9:15–9:25 Introduction to QLD 2010
Tom Ewell, in his second year as clerk of FCWPP, also serves on the board of the FCNL. Tom has worked on criminal justice legislature matters for over 20 years and served on the Maine Board of Prison Visitors for 10 years.
9:25–10:30 CRIMINAL JUSTICE REFORM
9:25–9:45 Keynote Speaker: Representative Mary Helen Roberts
Mary Helen Roberts has represented the 21st legislative district in the House since 2004. She has long been active in the United Way and served as a member of the Edmonds Community College Board of Trustees. She is also co-founder and former chair of the Children’s Campaign Fund and has been a leader in efforts to safely reduce the prison population in Washington.
9:45 Fixing Three Strikes—What’s the Prognosis?
Noemie Maxwell, a librarian by training, is founder and organizer of the Fix Three Strikes Coalition, which now has 28 organizational members, including FCWPP. Working in partnership with Justice Works, an organization of prisoners and their families, Noemie has done countless presentations on Three Strikes at venues ranging from county fairs to the legislature. She reports on criminal justice issues through Washblog (www.washblog.com).
10:00 Second Look Legislation—An Old Idea in New Clothes
Carol Estes is the policy analyst and legislative advocate for FCWPP. She is also the volunteer founder and director of University Behind Bars, a prison college program at Washington State Reformatory that uses volunteer professors from area colleges to teach classes to prisoners for credit. The program has 150 participants and has awarded about 400 hours of college credit, as well as two associate’s degrees.
10:15 On Voting Rights for Prisoners and Ex-prisoners
- Why we’re still talking about voting rights for ex-felons
Sam Merrill is currently clerk of FCWPP’s Legislative Committee and has actively lobbied on voting rights for ex-felons for three years, including last year, when landmark legislation was passed.

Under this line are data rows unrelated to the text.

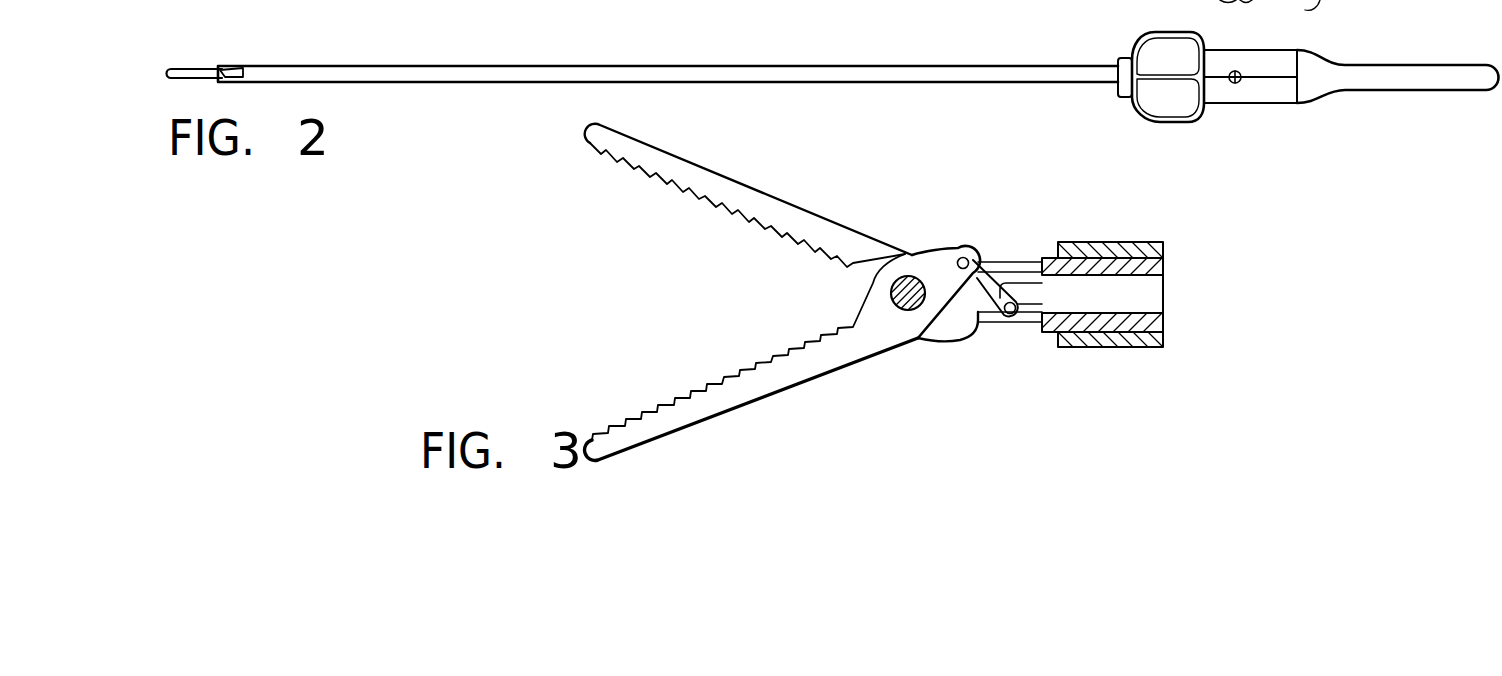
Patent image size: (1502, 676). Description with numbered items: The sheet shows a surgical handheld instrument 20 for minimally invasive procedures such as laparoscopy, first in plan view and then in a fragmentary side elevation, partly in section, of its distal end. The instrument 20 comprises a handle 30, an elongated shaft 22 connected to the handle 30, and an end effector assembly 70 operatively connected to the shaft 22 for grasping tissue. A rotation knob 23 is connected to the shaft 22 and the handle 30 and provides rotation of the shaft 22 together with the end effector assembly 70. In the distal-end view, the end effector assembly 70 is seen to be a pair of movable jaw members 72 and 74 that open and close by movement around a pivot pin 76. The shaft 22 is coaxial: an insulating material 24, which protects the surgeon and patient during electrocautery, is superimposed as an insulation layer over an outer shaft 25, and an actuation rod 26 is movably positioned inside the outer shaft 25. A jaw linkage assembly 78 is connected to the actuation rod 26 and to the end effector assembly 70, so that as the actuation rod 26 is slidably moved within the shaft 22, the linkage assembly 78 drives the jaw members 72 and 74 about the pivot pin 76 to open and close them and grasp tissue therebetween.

In FIG. 2, the surgical handheld instrument 20 is at (524, 104).
In FIG. 2, the elongated shaft 22 is at (1015, 72).
In FIG. 3, the elongated shaft 22 is at (1163, 229).
In FIG. 2, the rotation knob 23 is at (1153, 48).
In FIG. 3, the insulating material 24 is at (1088, 250).
In FIG. 3, the outer shaft 25 is at (1048, 252).
In FIG. 3, the actuation rod 26 is at (1034, 297).
In FIG. 2, the handle 30 is at (1411, 80).
In FIG. 2, the end effector assembly 70 is at (189, 58).
In FIG. 3, the end effector assembly 70 is at (742, 170).
In FIG. 3, the jaw member 72 is at (731, 198).
In FIG. 3, the jaw member 74 is at (730, 393).
In FIG. 3, the pivot pin 76 is at (903, 305).
In FIG. 3, the jaw linkage assembly 78 is at (983, 277).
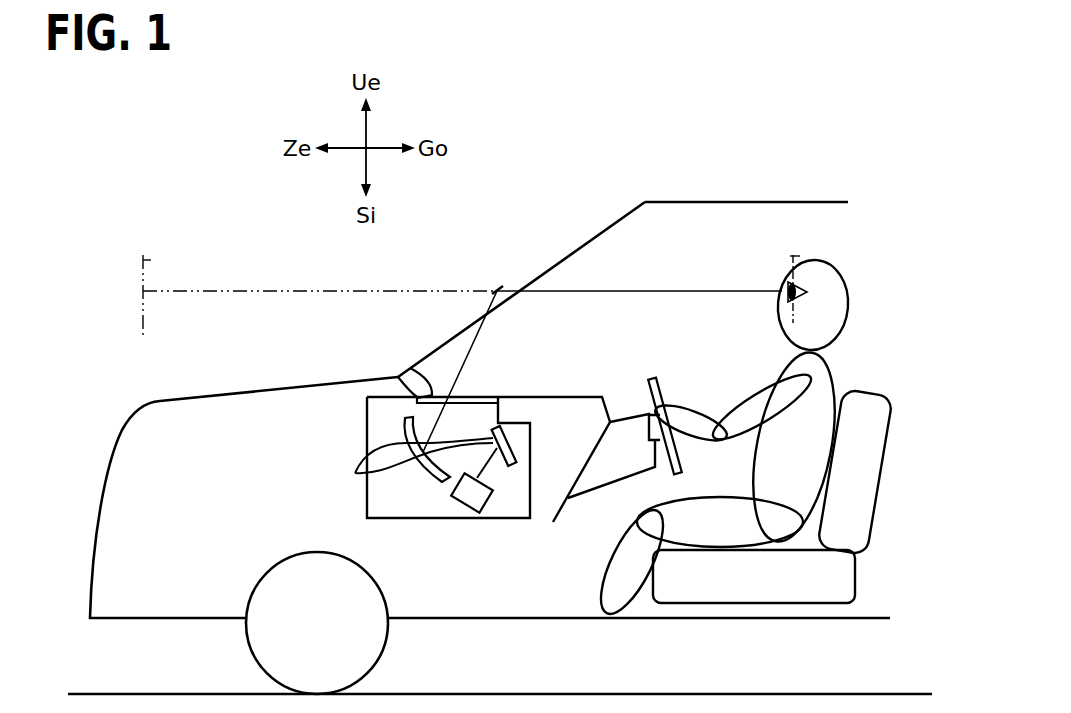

Sam was also part of a groupthat took turns conducting Quaker meetings in a Pennsylvania prison for about 10 years.
- Should prisoners be allowed to vote while they’re in prison? The Court says “Yes!”
Tom Ewell proposes FCWPP become a “friend of the court.”
- On voting, an excerpt from Walla Walla Journal, a book-length work of nonfiction by Art
Longworth, who is serving a sentence of Life Without the Possibility of Parole in Washington State Reformatory.
10:45–11:00 WORKING GROUP BRIEFINGS
- Global Climate Change Working Group, headed by Dan Clark
- Restorative Justice Working Group, headed by Paul McCold
11:00–11:30 ECONOMIC JUSTICE
Steven Aldrich, a labor organizer and member of the FCWPP Legislative Committee, explains the array of problems created by the state’s unprecedented revenue shortfall and how the proposals contained in SB 6843 address those problems.
Pick up your sack lunch and leave for the Protect Our Future Rally, which begins at noon on the capital steps. Or, if you prefer, have lunch with others from your legislative district.
12-4 P.M. MEETINGS WITH LEGISLATORS
IN BETWEEN AND AFTER YOUR APPOINTMENTS
If you like, stop by the QLD table in the Pritchard Cafeteria to debrief. We’d love to hear how your lobbying went and how your legislators responded to your concerns.